Полуостров Сталинград (СИ) - Чернов Сергей. Страница 82

— И вот на что, Иваныч, обрати особое внимание. Пока в нашей полосе не появится хотя бы пары аэродромов, кольцо окружения считать замкнутым не буду. Оперативное руководство всей авиацией в зоне окружения можешь скинуть на Рычагова.

Кошусь на окно. Что-то подсознание мне подсказывает со вчерашнего дня, только сейчас доходит: воздушных боёв в минском небе нет. Не орёт сирена воздушной тревоги, не взрываются бомбы и сбитые самолёты. Хм-м, не до Минска вдруг стало немецким фашистам.

— Товарищ комиссар, что у нас с наглядной агитацией?

— Завтра к обеду будет всё готово, — докладывает Фоминых, — и Дмитрий Григорич, вам бы по радио выступить.

— Выступлю, — речь-то я толкну. Хотелось бы дождаться конца окружения, только всегда будет чего-то хотеться. Мне есть, что сказать и без завершённого окружения…

19 сентября, пятница, время 00:45.

Небо надо Берлином. Павел Рычагов.

Мы почти на месте! Главное гнездо и центр тёмной силы, хлынувшей в мою страну. Жаль, что мы не можем срубить главную голову этого дракона за один раз. Только шкуру подпалим. И не дракон это, гидра с отрастающими головами. Сейчас мы ей маковку причешем…

Никакая самая жёсткая светомаскировка не может полностью скрыть город такого размера. Огонёк папиросы, горящие фары автомобилей, отблеск лунного света от водной поверхности, — Берлин окружён каналами, — к этому сейчас добавим осветительные бомбы и пламя пожаров. Разберёмся.

По плану бомбим пригороды и одно место в центре. В пригородах заводы и аэродромы, в центре… а в центре — правительственный квартал! И есть специальные бомбы, бумажные.

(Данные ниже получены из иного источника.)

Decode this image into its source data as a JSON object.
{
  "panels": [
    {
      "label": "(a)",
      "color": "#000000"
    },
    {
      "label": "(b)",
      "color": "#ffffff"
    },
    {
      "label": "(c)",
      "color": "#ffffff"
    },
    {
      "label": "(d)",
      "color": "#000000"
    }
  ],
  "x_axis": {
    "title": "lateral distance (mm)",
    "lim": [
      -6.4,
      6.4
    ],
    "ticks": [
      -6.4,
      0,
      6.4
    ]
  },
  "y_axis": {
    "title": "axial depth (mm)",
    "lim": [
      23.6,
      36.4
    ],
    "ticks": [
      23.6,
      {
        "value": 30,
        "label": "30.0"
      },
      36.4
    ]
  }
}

Три самолёта отделяются и уходят вправо, охватывая город с севера. Два — с юга. Три больше, чем два, поэтому, приказав лётчику отстать на пару километров от замыкающего, следую за тройкой. Далеко, да ещё ночь, поэтому не вижу, как из самолётов, растянувшихся километров на десять, высыпаются бомбы.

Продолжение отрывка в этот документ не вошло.